Hala Hassan, Asit Kumar Mishra, Hilary Cowie, Emmanuel Bourdin, Brian McIntyre, Marie Coggins
Languages: English | Pages: 6 pp
Bibliographic info:
43rd AIVC - 11th TightVent - 9th venticool Conference - Copenhagen, Denmark - 4-5 October 2023

Achieving energy-efficient dwellings has become a vital part of the global climate action plan to reduce energy usage and carbon emissions. Deep energy retrofits (DER) can help reduce residential energy use significantly. However, evidence on how DER impacts on indoor air quality (IAQ), and consequently, occupant health, is scarce. More in-depth analysis of IAQ data before and after energy retrofits is essential to understand the indoor environmental challenges of adopting energy efficiency measures. DER will be required to achieve the EU target of zero emission building stock by 2050, and such studies can inform policy as retrofit strategies evolve. This study evaluates the IAQ in a sample of domestic dwellings (n=12) in Ireland before and after undergoing DER, as part of the SEAI funded research project (ARDEN). IAQ pollutants, including PM2.5, carbon dioxide (CO2), carbon monoxide (CO), formaldehyde, radon, nitrogen dioxide (NO2), and BTEX (Benzene, toluene, ethylbenzene, and xylenes) were measured over a period of 48 hours to three months (depending on the pollutant) using continuous and passive sampling methods.
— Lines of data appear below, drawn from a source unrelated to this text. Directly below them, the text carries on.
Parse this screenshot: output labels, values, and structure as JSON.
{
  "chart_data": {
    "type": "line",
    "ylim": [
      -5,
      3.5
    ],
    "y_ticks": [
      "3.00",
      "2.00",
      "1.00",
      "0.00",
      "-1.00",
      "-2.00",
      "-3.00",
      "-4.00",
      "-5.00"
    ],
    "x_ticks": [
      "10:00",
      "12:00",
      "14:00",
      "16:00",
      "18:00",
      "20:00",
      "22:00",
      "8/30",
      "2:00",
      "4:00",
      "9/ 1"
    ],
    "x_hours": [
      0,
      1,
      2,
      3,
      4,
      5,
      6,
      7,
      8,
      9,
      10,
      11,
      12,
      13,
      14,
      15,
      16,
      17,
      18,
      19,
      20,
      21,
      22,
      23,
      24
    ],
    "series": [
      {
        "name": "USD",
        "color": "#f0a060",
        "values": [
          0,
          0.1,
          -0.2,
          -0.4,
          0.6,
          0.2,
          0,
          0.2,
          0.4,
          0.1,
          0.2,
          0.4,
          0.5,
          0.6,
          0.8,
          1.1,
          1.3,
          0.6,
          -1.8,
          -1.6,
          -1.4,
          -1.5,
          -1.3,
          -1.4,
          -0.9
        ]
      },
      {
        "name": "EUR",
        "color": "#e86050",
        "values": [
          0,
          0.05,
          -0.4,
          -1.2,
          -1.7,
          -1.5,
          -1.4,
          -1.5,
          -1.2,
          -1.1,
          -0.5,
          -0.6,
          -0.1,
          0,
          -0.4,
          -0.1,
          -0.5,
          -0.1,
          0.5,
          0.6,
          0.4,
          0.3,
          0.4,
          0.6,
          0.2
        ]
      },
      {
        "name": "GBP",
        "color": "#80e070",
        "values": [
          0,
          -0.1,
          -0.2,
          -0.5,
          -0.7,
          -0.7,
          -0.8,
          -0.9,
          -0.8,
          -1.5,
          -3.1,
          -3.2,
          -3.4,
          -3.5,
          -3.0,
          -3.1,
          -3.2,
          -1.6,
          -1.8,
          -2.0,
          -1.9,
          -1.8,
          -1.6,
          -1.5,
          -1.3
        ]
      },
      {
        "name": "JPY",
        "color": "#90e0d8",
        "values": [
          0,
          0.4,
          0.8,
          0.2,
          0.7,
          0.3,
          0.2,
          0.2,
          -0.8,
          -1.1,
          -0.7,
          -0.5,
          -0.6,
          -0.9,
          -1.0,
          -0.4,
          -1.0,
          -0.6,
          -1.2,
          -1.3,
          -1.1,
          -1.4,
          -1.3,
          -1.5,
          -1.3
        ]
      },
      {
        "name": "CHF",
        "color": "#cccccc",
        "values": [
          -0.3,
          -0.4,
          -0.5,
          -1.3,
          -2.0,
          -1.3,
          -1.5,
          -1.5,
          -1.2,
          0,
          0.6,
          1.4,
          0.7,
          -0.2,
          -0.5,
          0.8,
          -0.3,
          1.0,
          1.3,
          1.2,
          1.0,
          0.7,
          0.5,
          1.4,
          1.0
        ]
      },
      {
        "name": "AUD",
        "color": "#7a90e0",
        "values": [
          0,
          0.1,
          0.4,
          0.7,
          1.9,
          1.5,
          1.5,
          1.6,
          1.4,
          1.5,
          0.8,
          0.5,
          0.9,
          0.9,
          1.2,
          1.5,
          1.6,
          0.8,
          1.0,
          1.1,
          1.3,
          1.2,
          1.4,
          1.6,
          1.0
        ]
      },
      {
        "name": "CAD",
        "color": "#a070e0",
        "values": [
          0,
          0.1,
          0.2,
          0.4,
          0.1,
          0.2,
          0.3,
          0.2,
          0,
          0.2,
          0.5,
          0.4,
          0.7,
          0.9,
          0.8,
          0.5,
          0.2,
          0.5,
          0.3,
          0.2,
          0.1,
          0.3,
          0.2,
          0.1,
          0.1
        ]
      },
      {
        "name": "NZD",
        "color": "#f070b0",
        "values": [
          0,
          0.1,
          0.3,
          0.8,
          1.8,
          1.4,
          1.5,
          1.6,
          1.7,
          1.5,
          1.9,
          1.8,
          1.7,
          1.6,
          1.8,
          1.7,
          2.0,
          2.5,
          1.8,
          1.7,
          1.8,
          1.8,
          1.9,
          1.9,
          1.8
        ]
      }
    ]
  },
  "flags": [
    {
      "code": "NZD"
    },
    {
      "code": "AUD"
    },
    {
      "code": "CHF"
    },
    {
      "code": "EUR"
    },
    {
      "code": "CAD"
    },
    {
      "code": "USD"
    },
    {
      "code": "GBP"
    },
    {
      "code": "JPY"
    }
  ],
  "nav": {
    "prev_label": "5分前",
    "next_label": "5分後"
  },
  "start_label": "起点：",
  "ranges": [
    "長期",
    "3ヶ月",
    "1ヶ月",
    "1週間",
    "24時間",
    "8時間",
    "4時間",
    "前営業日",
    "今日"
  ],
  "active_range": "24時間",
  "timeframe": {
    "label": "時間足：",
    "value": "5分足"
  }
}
This study further assesses the performance of the mechanical ventilation systems installed in the homes post DER. The results show that higher concentrations of PM2.5 were recorded in some homes post-retrofit compared to pre-retrofit. This was likely due to a combination of factors – increased air tightness (i.e., reduced infiltration), the new mechanical ventilation systems not achieving design flow rates, and varied occupant activities during measurement period. Overall, formaldehyde concentrations significantly increased (p <0.001) post-retrofit, most likely due to the use of building materials, paints, and furnishings during retrofitting. Radon levels measured post-retrofit were below the Irish national reference level (i.e., <200 Bq m-3) for most homes sampled (n=26), except for four homes which were in high radon areas. Results suggest that more emphasis is needed on improving the design, installation, commissioning and maintenance of ventilation systems, along with raising homeowner’s awareness regarding IAQ, and how to operate and maintain their ventilation systems in an efficient and effective manner. This would support good IAQ in the energy efficient homes, ensuring health and wellbeing.